Creating the DataFrame
from pyspark.sql.functions import approx_count_distinct
myValues = [(1,2,2,0),(2,2,2,0),(3,2,2,0),(4,2,2,0),(3,1,2,0)]
df = sqlContext.createDataFrame(myValues,['value1','value2','value3','value4'])
df.show()
+------+------+------+------+
|value1|value2|value3|value4|
+------+------+------+------+
| 1| 2| 2| 0|
| 2| 2| 2| 0|
| 3| 2| 2| 0|
| 4| 2| 2| 0|
| 3| 1| 2| 0|
+------+------+------+------+
Couting number of distinct elements and converting it into dictionary.
count_distinct_df=df.select([approx_count_distinct(x).alias("{0}".format(x)) for x in df.columns])
count_distinct_df.show()
+------+------+------+------+
|value1|value2|value3|value4|
+------+------+------+------+
| 4| 2| 1| 1|
+------+------+------+------+
dict_of_columns = count_distinct_df.toPandas().to_dict(orient='list')
dict_of_columns
{'value1': [4], 'value2': [2], 'value3': [1], 'value4': [1]}
#Storing those keys in the list which have just 1 distinct key.

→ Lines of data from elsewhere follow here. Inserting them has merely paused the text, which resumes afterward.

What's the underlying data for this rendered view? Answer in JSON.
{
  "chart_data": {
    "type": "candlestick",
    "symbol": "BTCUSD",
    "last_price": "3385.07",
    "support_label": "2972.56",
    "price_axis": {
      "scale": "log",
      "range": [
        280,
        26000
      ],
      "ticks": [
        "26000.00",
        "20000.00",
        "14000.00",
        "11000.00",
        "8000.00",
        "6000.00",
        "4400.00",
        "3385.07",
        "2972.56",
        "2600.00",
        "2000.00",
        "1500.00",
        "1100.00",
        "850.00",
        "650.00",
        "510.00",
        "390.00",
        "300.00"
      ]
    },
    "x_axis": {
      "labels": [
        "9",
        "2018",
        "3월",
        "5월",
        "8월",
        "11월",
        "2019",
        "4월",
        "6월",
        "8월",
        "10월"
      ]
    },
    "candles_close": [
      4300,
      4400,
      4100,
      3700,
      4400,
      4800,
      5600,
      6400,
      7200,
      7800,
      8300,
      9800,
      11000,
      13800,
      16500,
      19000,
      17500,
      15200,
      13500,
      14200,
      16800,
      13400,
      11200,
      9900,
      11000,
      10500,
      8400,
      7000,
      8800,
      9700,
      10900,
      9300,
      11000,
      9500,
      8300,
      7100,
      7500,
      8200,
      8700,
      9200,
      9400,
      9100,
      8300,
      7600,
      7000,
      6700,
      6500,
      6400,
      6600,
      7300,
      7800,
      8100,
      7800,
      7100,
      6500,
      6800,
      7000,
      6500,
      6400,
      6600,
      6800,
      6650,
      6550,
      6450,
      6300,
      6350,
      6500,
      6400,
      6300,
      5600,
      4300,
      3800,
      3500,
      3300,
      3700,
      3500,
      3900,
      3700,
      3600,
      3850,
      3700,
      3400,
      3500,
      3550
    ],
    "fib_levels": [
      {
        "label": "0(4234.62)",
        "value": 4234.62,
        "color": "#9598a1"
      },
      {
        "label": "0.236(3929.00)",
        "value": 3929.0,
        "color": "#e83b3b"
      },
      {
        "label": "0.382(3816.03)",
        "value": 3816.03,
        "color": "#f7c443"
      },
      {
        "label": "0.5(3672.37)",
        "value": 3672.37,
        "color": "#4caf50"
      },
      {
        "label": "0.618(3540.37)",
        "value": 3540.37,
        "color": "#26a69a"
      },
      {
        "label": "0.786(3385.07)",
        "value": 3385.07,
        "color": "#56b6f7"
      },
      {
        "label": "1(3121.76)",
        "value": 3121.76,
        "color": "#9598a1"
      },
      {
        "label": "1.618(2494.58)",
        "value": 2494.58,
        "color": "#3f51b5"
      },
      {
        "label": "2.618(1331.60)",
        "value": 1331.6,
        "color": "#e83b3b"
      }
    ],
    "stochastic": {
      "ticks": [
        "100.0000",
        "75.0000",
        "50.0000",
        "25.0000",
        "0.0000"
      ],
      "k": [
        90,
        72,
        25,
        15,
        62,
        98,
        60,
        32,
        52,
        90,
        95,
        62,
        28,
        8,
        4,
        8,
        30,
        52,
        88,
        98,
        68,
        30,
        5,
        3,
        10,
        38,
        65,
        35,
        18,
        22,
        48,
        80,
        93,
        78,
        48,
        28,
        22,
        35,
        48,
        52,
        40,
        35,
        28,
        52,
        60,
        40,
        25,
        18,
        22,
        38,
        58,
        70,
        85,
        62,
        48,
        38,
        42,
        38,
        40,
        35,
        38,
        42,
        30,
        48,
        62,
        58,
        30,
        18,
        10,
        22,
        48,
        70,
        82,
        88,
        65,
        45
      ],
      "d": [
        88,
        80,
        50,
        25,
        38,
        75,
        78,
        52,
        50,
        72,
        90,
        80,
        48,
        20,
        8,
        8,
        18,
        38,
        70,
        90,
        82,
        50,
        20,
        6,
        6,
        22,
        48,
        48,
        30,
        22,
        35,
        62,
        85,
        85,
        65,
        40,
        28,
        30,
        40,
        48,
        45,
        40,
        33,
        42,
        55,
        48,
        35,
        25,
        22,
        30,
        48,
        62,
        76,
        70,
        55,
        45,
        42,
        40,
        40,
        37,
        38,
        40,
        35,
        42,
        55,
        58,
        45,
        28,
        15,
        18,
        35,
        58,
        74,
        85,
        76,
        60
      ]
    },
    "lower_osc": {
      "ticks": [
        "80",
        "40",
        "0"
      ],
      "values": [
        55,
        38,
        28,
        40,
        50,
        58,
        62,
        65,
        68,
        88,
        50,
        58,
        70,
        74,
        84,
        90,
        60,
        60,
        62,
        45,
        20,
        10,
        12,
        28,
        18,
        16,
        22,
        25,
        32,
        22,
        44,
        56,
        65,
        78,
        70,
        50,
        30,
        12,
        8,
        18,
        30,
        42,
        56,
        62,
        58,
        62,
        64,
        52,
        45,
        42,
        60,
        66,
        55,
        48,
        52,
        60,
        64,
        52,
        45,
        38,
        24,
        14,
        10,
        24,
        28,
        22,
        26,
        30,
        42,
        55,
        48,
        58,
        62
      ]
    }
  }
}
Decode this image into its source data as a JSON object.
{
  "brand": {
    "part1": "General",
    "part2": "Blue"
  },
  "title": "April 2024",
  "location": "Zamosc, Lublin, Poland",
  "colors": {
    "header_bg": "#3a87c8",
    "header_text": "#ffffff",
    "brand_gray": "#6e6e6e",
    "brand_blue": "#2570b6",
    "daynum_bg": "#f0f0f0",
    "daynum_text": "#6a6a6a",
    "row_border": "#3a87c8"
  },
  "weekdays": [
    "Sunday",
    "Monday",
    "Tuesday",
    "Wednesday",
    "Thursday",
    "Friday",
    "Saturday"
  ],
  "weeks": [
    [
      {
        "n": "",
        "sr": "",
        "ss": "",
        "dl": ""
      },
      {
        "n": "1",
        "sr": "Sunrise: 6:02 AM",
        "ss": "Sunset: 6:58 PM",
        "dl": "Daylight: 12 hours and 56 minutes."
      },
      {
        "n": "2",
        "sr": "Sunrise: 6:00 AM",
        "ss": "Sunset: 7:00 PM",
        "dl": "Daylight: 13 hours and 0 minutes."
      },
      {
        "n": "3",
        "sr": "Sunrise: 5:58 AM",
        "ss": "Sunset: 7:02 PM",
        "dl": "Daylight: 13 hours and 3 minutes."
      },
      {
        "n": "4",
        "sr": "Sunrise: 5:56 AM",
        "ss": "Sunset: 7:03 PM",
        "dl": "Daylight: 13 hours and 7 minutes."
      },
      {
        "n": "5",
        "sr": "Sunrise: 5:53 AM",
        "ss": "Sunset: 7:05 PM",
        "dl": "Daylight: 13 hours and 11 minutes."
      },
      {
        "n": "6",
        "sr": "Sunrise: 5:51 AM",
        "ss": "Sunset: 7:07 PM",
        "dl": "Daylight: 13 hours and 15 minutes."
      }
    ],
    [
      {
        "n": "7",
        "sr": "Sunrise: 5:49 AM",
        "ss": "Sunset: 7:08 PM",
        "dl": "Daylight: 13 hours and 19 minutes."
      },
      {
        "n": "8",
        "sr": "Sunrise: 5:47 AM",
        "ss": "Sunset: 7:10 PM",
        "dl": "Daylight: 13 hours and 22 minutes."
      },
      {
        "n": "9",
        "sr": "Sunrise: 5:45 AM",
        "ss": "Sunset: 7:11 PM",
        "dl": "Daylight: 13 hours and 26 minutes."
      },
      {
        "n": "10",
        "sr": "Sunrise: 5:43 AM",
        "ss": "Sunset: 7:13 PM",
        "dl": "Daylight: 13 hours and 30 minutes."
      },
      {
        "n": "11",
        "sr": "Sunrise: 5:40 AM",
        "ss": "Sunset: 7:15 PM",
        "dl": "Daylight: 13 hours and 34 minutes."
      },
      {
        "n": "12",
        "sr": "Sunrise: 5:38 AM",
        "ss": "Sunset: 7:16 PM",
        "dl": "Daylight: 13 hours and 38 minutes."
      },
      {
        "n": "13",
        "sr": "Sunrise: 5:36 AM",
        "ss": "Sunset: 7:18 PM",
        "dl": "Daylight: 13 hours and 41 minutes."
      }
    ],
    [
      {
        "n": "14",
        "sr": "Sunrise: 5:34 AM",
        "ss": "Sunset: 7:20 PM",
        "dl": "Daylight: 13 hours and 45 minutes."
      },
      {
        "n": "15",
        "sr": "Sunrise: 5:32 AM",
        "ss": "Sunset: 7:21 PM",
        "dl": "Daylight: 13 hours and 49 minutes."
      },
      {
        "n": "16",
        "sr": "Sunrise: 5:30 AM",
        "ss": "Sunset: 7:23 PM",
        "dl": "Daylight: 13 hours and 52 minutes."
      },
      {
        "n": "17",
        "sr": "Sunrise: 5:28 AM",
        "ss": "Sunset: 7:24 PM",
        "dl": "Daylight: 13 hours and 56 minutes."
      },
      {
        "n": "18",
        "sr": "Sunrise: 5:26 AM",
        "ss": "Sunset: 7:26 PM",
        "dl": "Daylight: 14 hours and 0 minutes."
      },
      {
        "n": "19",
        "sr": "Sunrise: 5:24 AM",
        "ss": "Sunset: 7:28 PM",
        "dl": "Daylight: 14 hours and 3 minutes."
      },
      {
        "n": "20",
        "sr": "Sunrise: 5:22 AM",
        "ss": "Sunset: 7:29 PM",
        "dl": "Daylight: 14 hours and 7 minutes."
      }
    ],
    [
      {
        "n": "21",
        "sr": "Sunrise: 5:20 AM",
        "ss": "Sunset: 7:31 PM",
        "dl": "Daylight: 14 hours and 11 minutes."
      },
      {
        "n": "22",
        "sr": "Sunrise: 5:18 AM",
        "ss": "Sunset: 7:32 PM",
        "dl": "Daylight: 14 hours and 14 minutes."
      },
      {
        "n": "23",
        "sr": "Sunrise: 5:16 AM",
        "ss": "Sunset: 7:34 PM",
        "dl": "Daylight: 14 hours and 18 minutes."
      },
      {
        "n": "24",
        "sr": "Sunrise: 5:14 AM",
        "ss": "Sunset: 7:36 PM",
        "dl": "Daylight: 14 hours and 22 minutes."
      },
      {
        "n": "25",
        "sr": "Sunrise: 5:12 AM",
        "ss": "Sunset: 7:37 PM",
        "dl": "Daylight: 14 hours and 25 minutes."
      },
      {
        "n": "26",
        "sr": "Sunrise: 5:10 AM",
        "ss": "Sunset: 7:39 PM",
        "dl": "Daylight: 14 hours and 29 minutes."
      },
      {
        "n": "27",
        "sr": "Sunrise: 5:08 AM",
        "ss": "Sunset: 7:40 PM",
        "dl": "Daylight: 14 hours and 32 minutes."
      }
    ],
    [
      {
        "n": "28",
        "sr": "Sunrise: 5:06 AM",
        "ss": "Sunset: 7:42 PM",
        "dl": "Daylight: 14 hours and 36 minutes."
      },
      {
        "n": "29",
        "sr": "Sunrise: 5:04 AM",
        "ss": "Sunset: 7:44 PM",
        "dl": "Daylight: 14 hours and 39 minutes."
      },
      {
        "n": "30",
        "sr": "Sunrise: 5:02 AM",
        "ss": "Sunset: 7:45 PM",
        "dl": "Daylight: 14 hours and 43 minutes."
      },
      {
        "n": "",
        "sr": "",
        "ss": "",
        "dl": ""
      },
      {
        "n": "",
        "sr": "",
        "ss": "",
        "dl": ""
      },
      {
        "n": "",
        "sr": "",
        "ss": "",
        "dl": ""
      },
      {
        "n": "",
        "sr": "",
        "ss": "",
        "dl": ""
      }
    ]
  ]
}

distinct_columns=[k for k,v in dict_of_columns.items() if v == [1]]
distinct_columns
['value3', 'value4']
Drop the columns having distinct values
df=df.drop(*distinct_columns)
df.show()
+------+------+
|value1|value2|
+------+------+
| 1| 2|
| 2| 2|
| 3| 2|
| 4| 2|
| 3| 1|
+------+------+
Upvotes: 1
Reputation: 1737
You can apply the countDistinct()
aggregation function on each column to get count of distinct values per column. Column with count=1 means it has only 1 value in all rows.
# apply countDistinct on each column
col_counts = df.agg(*(countDistinct(col(c)).alias(c) for c in df.columns)).collect()[0].asDict()
# select the cols with count=1 in an array
cols_to_drop = [col for col in df.columns if col_counts[col] == 1 ]
# drop the selected column
df.drop(*cols_to_drop).show()
Upvotes: 9